The leasing arm of Singapore Airlines said on Tuesday it would buy up to 40 Boeing 737-800 planes -- a deal worth about USD$2.6 billion at current list prices.
Singapore Aircraft Leasing Enterprise (SALE) said the deal comprises 20 firm orders and 20 purchase rights, with deliveries scheduled between the fourth quarter of 2006 and the end of 2009.
It did not give the value of the order.
"SALE has specified the 737-800 as the baseline aircraft for its order. Under the terms of its agreement with Boeing, SALE has the flexibility to convert orders and purchase rights to the smaller 737-700 or proposed higher capacity 737-900X," it said.
The unit of Singapore's state-controlled flag carrier said the fleet will be powered by engines from CFM International -- a joint venture between General Electric and France's Snecma.
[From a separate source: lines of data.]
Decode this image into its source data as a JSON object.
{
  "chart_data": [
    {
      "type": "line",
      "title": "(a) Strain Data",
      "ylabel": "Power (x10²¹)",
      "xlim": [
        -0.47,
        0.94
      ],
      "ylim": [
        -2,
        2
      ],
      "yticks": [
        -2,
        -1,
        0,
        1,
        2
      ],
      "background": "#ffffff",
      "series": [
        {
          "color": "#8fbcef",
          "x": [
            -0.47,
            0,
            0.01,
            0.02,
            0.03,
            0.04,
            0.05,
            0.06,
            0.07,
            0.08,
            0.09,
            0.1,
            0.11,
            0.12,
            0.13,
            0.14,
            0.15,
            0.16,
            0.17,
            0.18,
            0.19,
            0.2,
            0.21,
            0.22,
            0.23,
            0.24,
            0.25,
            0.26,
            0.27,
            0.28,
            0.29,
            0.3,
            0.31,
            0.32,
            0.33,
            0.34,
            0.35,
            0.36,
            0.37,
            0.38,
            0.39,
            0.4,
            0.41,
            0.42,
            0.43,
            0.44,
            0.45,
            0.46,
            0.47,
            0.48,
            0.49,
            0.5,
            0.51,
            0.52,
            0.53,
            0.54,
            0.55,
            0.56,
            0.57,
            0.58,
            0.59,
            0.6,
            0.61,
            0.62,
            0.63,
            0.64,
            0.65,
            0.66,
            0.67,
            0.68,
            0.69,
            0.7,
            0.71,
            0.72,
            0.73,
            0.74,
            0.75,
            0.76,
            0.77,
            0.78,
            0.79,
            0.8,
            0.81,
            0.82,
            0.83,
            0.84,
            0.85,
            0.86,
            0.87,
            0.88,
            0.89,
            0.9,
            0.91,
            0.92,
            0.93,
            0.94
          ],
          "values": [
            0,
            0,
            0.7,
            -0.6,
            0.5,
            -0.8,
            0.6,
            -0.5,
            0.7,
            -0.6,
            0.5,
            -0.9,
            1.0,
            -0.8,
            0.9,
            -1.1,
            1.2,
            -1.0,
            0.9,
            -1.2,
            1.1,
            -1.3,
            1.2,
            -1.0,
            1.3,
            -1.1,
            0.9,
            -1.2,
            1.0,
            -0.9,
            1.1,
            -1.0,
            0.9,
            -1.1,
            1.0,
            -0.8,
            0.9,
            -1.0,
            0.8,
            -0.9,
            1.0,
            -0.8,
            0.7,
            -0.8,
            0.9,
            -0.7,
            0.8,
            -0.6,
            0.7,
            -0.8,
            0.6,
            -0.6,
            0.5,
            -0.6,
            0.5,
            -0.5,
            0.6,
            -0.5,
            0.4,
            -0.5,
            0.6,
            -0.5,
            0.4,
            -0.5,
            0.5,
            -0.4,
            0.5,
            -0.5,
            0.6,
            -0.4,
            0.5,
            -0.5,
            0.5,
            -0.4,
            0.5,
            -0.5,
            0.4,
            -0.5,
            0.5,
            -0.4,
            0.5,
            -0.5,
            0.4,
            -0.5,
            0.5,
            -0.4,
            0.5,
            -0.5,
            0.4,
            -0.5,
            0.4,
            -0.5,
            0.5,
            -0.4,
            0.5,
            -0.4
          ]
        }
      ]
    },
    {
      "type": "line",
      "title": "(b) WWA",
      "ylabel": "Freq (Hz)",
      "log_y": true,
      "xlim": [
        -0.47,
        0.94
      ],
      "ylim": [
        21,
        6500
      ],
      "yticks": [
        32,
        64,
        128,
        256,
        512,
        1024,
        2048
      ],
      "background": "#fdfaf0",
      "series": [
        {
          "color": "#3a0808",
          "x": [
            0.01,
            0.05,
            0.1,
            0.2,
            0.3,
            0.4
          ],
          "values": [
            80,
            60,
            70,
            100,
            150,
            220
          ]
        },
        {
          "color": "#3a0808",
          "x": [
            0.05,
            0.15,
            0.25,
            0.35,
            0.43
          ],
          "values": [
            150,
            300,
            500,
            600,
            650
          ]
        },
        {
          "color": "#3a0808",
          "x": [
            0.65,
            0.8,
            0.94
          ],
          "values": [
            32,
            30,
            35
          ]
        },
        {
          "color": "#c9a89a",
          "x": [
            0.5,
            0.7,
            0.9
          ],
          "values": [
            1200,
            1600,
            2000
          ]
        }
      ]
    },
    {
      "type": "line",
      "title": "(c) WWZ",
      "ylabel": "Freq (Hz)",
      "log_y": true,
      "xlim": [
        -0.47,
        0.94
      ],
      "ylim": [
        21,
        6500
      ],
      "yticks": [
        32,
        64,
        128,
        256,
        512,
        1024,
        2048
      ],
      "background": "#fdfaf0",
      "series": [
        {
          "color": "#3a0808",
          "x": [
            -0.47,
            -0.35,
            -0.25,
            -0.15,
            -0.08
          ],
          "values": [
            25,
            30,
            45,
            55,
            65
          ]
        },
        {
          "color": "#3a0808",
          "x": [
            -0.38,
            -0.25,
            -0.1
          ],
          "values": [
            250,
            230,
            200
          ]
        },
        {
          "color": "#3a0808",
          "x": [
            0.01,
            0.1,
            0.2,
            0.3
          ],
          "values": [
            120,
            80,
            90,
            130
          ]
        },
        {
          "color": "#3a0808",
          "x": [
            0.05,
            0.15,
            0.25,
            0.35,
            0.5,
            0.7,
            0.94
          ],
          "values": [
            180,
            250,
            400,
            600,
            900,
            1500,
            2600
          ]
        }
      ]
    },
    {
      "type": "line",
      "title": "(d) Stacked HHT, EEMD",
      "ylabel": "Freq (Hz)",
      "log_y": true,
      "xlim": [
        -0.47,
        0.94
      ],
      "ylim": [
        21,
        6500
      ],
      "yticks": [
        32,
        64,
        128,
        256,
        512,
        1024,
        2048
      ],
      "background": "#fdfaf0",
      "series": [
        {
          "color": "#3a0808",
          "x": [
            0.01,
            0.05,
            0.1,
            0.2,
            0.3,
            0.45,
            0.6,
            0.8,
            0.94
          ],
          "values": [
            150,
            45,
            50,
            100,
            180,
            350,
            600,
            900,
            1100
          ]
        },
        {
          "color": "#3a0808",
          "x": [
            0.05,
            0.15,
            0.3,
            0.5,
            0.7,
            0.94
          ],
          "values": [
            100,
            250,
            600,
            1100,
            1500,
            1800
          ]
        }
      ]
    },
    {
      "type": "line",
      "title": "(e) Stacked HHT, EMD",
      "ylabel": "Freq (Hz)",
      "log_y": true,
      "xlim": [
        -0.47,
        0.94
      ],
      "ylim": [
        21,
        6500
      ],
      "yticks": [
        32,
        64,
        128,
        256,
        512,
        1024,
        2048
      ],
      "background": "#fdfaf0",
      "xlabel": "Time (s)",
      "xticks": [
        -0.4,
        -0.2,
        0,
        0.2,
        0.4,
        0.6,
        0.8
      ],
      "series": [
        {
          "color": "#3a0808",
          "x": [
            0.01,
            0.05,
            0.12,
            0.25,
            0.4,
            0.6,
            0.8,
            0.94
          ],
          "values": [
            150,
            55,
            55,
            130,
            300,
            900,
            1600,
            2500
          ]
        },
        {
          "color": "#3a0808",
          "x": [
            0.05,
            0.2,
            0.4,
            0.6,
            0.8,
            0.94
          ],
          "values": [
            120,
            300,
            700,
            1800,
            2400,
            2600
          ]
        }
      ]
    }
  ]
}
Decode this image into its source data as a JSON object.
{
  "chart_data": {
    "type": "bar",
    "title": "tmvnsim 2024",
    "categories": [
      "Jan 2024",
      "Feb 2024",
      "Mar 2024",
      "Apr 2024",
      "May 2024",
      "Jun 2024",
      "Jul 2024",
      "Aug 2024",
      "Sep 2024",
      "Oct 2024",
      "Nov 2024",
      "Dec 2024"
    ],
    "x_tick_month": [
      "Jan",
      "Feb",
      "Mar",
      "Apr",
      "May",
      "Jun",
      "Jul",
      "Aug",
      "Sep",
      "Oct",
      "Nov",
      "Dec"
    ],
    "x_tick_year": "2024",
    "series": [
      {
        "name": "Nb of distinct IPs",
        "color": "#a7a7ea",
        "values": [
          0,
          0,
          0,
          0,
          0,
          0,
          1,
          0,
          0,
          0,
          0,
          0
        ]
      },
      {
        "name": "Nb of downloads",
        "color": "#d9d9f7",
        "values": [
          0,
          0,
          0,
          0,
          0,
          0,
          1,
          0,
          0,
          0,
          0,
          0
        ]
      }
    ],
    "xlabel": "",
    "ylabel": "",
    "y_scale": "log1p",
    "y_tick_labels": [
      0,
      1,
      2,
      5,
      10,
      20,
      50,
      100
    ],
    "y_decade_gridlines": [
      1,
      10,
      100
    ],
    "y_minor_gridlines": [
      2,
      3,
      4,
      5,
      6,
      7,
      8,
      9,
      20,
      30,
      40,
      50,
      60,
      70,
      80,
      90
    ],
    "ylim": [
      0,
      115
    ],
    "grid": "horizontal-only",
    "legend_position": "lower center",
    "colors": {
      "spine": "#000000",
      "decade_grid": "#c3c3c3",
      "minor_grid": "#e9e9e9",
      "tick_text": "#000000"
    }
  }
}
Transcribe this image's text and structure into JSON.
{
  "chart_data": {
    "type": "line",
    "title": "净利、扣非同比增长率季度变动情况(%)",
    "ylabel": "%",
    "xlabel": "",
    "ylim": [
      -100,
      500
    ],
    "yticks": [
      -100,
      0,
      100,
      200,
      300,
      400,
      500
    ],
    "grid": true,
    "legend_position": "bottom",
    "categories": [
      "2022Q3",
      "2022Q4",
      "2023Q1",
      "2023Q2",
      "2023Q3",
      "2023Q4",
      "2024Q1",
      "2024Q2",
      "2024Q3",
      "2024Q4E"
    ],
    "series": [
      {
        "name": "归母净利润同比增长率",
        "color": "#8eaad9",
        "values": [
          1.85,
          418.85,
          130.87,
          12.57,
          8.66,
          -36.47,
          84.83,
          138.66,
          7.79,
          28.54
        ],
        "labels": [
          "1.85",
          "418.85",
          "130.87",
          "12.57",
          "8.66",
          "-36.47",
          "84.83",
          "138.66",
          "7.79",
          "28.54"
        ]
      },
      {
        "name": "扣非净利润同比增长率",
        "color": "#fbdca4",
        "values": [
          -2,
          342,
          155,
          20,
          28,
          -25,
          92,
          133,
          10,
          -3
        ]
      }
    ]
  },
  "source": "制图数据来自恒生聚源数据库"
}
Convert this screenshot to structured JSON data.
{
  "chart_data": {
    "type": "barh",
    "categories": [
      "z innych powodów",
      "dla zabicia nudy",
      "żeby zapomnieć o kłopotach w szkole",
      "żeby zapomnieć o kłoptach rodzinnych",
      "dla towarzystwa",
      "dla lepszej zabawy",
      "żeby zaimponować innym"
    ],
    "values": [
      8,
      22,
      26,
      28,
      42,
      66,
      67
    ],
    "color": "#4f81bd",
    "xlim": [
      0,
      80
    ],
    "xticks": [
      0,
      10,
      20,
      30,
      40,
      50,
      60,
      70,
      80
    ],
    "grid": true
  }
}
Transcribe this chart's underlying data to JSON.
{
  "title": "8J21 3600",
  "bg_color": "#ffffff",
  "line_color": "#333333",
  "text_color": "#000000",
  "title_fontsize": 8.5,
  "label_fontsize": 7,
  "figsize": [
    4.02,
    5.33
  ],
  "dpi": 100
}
The purchase represents SALE's first direct order with Boeing for the "Next-Generation" 737 product line, although the company has previously acquired eight aircraft from airlines on a purchase and leaseback basis, it said.
SALE already has outstanding firm orders with Airbus for 11 A320s, due for delivery between now and the end of the second quarter of 2006.
Robert Martin, SALE Managing Director and CEO, said the order reflected the strong recovery in demand for leased aircraft and would further diversify the firm's portfolio.
"The addition of the aircraft to our portfolio will therefore enable SALE to reach a wider range of airline customers and significantly develop our global business," he said.
SALE's current portfolio comprises 61 aircraft flying with 30 airlines worldwide with an average fleet age of 4.6 years.